La noticia indica que si una máquina genera un contenido, debe dejar una huella. De lo que surge la pregunta: ¿qué significa realmente esa huella?
Anthropic, creadora de Claude, anunció que sus nuevos modelos incorporan marcas de agua invisibles en los textos generados y metadatos de procedencia en determinados archivos. La propia compañía reconoce que encontrar una marca no demuestra necesariamente quién creó el contenido. Claude puede intervenir para corregir, traducir, resumir o reorganizar un texto originalmente escrito por una persona. Y tampoco la ausencia de una marca demuestra que la inteligencia artificial no haya intervenido: la edición, paráfrasis o traducción pueden hacer que la señal desaparezca.
La tecnología ya comenzó a implementarse, pero su detección por terceros todavía está en desarrollo: no existe aún un detector universal que permita a un profesor o editor certificar que un texto fue generado por IA.
Por ejemplo: un estudiante puede escribir un ensayo y utilizar IA para corregir su redacción, mientras otro puede pedirle que escriba el ensayo completo y entregarlo como propio. En ambos casos hubo intervención de inteligencia artificial, pero los procesos no son equivalentes.
Una marca puede detectar una intervención tecnológica; no necesariamente puede determinar la autoría.
Me preocupa, entonces, que estamos construyendo herramientas cada vez más sofisticadas para detectar inteligencia artificial en un momento en el que todavía tenemos dificultades para comprender qué significa utilizarla.

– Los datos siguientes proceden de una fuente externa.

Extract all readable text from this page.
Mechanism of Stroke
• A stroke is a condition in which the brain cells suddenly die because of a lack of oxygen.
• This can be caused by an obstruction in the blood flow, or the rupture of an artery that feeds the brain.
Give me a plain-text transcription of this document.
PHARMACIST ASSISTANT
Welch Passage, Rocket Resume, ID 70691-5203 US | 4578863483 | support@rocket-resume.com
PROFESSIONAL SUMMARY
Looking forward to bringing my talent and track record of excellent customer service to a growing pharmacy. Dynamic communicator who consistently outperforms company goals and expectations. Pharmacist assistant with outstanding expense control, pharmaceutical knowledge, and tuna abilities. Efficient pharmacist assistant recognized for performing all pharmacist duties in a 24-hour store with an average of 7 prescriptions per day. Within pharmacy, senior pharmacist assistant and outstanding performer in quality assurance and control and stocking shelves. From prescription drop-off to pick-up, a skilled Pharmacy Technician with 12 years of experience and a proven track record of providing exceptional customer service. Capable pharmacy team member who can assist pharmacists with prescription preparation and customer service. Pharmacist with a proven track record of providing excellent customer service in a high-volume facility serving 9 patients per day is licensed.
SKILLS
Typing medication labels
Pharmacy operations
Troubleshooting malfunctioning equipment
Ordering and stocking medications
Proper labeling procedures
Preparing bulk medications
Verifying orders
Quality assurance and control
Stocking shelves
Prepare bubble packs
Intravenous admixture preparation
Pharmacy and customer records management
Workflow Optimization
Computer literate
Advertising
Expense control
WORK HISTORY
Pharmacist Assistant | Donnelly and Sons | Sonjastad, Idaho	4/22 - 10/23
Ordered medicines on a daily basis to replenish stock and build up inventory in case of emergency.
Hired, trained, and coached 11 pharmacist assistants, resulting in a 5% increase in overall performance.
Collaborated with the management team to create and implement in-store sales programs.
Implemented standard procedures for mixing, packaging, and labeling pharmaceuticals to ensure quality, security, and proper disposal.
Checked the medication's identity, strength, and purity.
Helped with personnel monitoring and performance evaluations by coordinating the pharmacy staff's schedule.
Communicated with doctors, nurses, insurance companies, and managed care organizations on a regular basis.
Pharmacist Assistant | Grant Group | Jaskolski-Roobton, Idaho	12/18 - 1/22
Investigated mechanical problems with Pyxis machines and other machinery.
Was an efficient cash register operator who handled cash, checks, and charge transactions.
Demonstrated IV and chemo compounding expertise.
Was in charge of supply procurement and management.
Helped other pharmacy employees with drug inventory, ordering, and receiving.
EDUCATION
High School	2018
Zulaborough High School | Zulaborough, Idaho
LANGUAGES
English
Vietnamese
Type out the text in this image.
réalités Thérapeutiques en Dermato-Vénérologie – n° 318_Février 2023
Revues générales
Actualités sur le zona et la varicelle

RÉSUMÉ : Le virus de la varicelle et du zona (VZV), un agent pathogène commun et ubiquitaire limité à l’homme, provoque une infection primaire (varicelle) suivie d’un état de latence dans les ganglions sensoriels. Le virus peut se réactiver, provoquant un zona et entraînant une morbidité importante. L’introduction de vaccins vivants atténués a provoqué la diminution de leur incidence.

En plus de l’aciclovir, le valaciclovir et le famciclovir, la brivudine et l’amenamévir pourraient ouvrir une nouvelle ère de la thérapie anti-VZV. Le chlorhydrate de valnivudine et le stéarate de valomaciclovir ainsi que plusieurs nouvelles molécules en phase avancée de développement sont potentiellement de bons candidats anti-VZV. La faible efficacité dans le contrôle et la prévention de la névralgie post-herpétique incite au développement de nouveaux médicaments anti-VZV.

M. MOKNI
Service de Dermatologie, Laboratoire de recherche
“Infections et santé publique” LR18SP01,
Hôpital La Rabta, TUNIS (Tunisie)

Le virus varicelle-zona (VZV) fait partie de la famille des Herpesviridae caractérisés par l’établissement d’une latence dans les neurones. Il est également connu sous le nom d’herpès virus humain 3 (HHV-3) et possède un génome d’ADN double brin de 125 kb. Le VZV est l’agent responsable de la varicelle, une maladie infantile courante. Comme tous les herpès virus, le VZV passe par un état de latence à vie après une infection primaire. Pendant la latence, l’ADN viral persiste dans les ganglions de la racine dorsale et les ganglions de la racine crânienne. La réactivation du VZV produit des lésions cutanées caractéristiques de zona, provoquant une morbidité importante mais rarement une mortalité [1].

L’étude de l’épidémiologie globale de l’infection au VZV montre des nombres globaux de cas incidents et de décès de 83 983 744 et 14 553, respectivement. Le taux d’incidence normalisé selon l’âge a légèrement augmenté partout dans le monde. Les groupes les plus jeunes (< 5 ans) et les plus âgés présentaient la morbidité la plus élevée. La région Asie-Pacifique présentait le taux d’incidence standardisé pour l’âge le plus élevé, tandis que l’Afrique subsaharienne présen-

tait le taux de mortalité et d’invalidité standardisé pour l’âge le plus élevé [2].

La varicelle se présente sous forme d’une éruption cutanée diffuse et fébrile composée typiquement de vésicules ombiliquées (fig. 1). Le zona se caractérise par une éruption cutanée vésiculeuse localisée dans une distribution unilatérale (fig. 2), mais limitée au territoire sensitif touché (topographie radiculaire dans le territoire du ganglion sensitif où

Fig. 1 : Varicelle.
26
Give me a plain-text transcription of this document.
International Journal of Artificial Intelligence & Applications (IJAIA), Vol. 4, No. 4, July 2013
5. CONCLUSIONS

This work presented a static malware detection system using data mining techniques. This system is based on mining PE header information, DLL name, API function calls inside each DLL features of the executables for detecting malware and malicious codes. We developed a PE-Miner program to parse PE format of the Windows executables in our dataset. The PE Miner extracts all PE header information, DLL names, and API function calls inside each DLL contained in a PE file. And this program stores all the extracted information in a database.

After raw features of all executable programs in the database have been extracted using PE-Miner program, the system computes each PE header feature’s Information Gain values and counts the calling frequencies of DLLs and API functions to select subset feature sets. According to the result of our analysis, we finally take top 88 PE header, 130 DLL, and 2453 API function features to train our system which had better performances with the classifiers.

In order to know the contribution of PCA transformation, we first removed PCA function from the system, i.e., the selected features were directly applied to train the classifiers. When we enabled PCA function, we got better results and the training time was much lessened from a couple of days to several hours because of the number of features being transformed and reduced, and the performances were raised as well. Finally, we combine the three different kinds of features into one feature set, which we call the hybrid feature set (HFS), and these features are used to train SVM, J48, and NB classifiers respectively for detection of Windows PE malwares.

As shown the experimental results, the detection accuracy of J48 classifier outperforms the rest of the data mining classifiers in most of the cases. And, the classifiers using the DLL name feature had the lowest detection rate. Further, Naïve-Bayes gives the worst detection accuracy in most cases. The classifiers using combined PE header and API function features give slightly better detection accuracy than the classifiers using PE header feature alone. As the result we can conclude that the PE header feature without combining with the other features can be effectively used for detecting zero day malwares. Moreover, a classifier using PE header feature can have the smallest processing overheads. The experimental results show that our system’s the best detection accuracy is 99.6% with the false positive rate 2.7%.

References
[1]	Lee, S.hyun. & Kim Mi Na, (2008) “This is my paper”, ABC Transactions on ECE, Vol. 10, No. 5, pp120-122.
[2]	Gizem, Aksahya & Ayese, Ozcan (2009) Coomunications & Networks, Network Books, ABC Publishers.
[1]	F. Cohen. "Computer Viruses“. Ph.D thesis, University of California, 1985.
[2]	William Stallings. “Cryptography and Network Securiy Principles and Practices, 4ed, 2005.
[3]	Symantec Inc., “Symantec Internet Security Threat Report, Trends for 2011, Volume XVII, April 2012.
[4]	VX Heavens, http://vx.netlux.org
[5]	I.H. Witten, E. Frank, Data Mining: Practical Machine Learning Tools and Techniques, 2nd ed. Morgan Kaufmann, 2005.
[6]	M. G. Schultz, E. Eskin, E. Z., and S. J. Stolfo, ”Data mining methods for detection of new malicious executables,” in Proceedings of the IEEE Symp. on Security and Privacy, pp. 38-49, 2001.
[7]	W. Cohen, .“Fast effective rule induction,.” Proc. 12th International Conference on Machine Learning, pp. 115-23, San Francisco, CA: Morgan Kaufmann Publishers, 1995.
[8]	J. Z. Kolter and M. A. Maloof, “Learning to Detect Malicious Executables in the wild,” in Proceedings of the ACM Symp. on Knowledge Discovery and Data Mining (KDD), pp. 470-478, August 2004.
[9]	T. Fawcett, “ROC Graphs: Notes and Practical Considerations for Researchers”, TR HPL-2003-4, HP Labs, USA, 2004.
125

Por su parte, OpenAI está trabajando en sistemas de procedencia digital como C2PA, una perspectiva que resulta interesante porque no busca únicamente establecer si algo es “humano” o “artificial”, sino aportar información sobre el origen y la historia de un contenido. La propia compañía reconoce que ninguna técnica de procedencia es infalible y que las señales pueden desaparecer.
De ahí surgen preguntas más útiles: ¿qué herramienta intervino?, ¿en qué momento?, ¿qué produjo?, ¿qué modificó la persona y quién responde por el resultado? No solamente: ¿esto lo hizo una IA?
Recordando a Umberto Eco y Apocalípticos e integrados, frente a los nuevos medios Eco identificaba dos posiciones extremas: quienes veían principalmente una amenaza y quienes los asumían como una oportunidad casi sin reservas.
Con la inteligencia artificial estamos repitiendo la discusión. Los apocalípticos anuncian el final del pensamiento y la creatividad. Los integrados celebran cada nueva herramienta como progreso inevitable.
Pero necesitamos algo más que esos dos extremos. Es necesario reconocer los usos irresponsables de la IA y, al mismo tiempo, evitar convertir la herramienta en una categoría moral. En un contexto donde todavía existen tantos prejuicios frente a su uso y donde la alfabetización digital no avanza al mismo ritmo que la tecnología, una marca creada para informar podría terminar convirtiéndose en una marca de vergüenza: una señal que no diga qué hizo la inteligencia artificial, sino que haga sospechar de quien la utilizó. La transparencia es necesaria, pero no debería convertirse en sospecha, ni mucho menos en estigma.